Set off from Anne's house, 10 people in two cars, and headed north. I traveled with Anne and her two children, Corbin 4 and Harlow 14 months. The cars were crammed with cool boxes full of camping stoves, utensils and an assortment of bear defences ranging from bells through pepper spray to a tazer. We drove for about an hour before stopping at a giant roadside stall of fireworks. There are a whole series of these at this point as it is just outside the city jurisdiction where it is illegal to sell or let off fireworks. There were a couple of old split screen VW Combis, a double decker bus with a scoreboard dated 1776 and the score USA 1: UK 0.
Having resisted the temptation to buy giant rockets and multiple mortar launchers (Mike couldn't and bought a whole load of pyrotechnics), we continued on to Byers creek camping ground at mile 144 and set up camp with two large tents and my little one, with a large tarp set up over the camp table next to the fire circle. It rained, and rained, and rained, and rained but food was produced and the whole crowd fed and watered with hot chocolate or tea.
I woke at 06:15 as the rain finally stopped and considered getting out of my warm sleeping bag but instead snuggled in for a few more mins after which the rain started again! We stuck to the plan of going on a hike and all donned our wet weather gear and set off for a 5 mile hike round Byers lake stopping for lunch at a little cabin which had a fire going in it. There are public use cabins available in many forest areas. This had been donated by Friends of the Parks and consisted of a single room with table and benches, wood burner, and bunks to sleep 6. There was a small covered verandah overlooking the lake and a cleared area large enough to put up several tents as well being where a miniature cabin containing the long drop was.

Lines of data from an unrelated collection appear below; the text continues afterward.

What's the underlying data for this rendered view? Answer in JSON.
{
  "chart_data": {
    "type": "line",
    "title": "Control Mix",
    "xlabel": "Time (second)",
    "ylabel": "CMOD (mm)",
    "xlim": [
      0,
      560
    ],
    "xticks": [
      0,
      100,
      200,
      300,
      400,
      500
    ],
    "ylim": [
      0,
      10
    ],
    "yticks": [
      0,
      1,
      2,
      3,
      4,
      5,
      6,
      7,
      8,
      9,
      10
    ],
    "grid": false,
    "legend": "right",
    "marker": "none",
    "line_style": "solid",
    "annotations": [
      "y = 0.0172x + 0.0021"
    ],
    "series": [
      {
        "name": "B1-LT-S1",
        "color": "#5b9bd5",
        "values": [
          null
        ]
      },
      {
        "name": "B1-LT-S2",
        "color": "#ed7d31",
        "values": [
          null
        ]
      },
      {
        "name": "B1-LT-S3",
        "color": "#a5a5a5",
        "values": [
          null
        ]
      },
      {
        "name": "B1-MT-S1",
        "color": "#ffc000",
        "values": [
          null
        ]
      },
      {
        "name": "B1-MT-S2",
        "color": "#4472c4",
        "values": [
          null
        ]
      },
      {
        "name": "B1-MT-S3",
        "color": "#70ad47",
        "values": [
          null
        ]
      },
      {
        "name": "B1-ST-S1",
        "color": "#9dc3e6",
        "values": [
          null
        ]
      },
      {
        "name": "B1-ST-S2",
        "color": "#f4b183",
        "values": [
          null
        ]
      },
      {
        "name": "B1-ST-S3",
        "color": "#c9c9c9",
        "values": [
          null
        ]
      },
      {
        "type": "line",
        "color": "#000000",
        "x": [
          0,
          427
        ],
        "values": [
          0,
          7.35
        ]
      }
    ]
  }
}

The people renting the cabin turned up as we were leaving and kindly gave us two bundles of firewood as we had not managed to bring any with us. We later discovered that the caretake of the site was selling bundles for $5 but had missed this when we drove in the day before. We headed of knowing that we would at least have a fire to gather round tonight!
Some time was spent on our return trying to figure out how to stop the girls tent from leaking and the situation was improved but not after Alex and Hannah had elected to sleep in the car. Alex didn't get much sleep before 01:30 when I heard her outside my tent asking me to tell her a story! My story must have been very boring as she was asleep after less than 5 mins!
Next morning we packed away wet tents in the noticeably cooler air and drove on to Denali where we bought passes and drove in 12 miles to Mountain view picnic area. From here we followed an interpretive trail which end up at a log cabin with a live exhibit of a 1920s ranger who talked us through the practicalities of living in the park with temperatures ranging from +40 to -50C. Next we walked the Savage river trail which takes you down a narrowing valley down which a increasingly strong, and cold, wind was blowing. It was getting late and the hordes were hungry so we went into the town and had halibut and chips at the Smoked Salmon before heading to the Denali Park Hotel about 15 miles North of Denali town.